Budge came over to me grinning. “I got a girl in the bedroom,” he whispered.

“Yeah, I saw her. She looks nice.”

“Gonna get my knob polished!”

“That should be fun,” I said. “Listen, I’m going to turn the music down a little bit so Sharpnick doesn’t get wind of the party. You don’t want her swooping in on her broomstick and spoiling all the fun.”

“Aw-screw her,” he said with drunken courage. “She ain’t nothing but a walking skeleton. Pete knows how to handle her.”

As if on cue, Pete entered the room from the kitchen, wearing his pea-coat with the collar turned up. I assumed he had come into the house through the back door, same as Budge and his girl. He stopped just inside the living room and glanced around with darting eyes.

“Hey, look, it’s Party Pete!” Budge yelled, drawing everyone’s attention to the ex-sailor.

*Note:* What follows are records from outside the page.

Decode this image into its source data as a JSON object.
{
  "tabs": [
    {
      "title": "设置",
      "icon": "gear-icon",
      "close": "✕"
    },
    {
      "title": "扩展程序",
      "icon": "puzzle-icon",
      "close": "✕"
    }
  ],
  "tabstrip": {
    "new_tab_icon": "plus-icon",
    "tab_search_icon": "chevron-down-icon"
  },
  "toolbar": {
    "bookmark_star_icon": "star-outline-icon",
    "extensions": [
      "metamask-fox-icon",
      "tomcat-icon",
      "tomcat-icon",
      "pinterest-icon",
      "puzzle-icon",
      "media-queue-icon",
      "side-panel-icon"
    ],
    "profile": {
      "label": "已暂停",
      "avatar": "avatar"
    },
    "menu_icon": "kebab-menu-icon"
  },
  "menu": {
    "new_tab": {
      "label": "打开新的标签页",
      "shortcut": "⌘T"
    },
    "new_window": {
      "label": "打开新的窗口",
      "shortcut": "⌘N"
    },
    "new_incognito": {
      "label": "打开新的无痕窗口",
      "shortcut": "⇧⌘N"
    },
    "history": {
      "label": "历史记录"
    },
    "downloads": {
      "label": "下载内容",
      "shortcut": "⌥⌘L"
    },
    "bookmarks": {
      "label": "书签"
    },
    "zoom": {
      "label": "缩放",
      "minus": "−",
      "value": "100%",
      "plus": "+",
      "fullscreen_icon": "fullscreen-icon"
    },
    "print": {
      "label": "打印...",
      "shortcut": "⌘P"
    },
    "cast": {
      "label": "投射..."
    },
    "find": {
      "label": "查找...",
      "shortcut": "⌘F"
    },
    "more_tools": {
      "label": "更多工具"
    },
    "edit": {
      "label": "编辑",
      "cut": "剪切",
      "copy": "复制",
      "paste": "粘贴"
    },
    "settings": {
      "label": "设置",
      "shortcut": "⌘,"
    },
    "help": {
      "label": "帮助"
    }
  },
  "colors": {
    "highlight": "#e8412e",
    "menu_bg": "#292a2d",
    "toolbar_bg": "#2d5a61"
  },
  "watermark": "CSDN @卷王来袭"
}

Squaring his shoulders and sticking out his chest, Pete marched over to the stereo and turned the volume down to a conversational level.

“Negative,” he said. “I’m not partying tonight. Got an oh-six-hundred wakeup mañana. So let’s keep the noise down. We don’t want the shore patrol showing up.”

“Loosen up, Moe,” Reggie said, coming up for air. “It’s only ten-thirty.”

“Yeah, man, it’s Saturday night!” Budge said. “Time for a party! Grab a girl and join in.”

“What you mean you ain’t partying tonight?” Reggie’s hottie said, sniffing. “You smell like you just put one out.”

“You’re crazy,” Pete said, backing away. “You better keep the noise down, if you know what’s good for you.”

He glared at Reggie and the girl for a few seconds, then turned on his heel and marched down the hall and into his bedroom, slamming the door behind him. He had completely dropped all pretense of respect or friendship toward me and Reggie.

“You see that shit?” Candyman said. He was sitting up on the couch with a disgusted look on his face.

“I know,” Budge said, his jolly mood punctured. “If Pete don’t want to party, he don’t want nobody else to party either.”

“Nah,” Candyman said, shaking his head in an anti-Shoshana manner.

“What?” Budge said.

“That little sumbitch wearing new boots.”

“Whurd he get money for new kicks?” Budge said.

“That’s what I want to know,” Candyman said, angrily. “Look like Wolverines. Hundred bucks a pair.”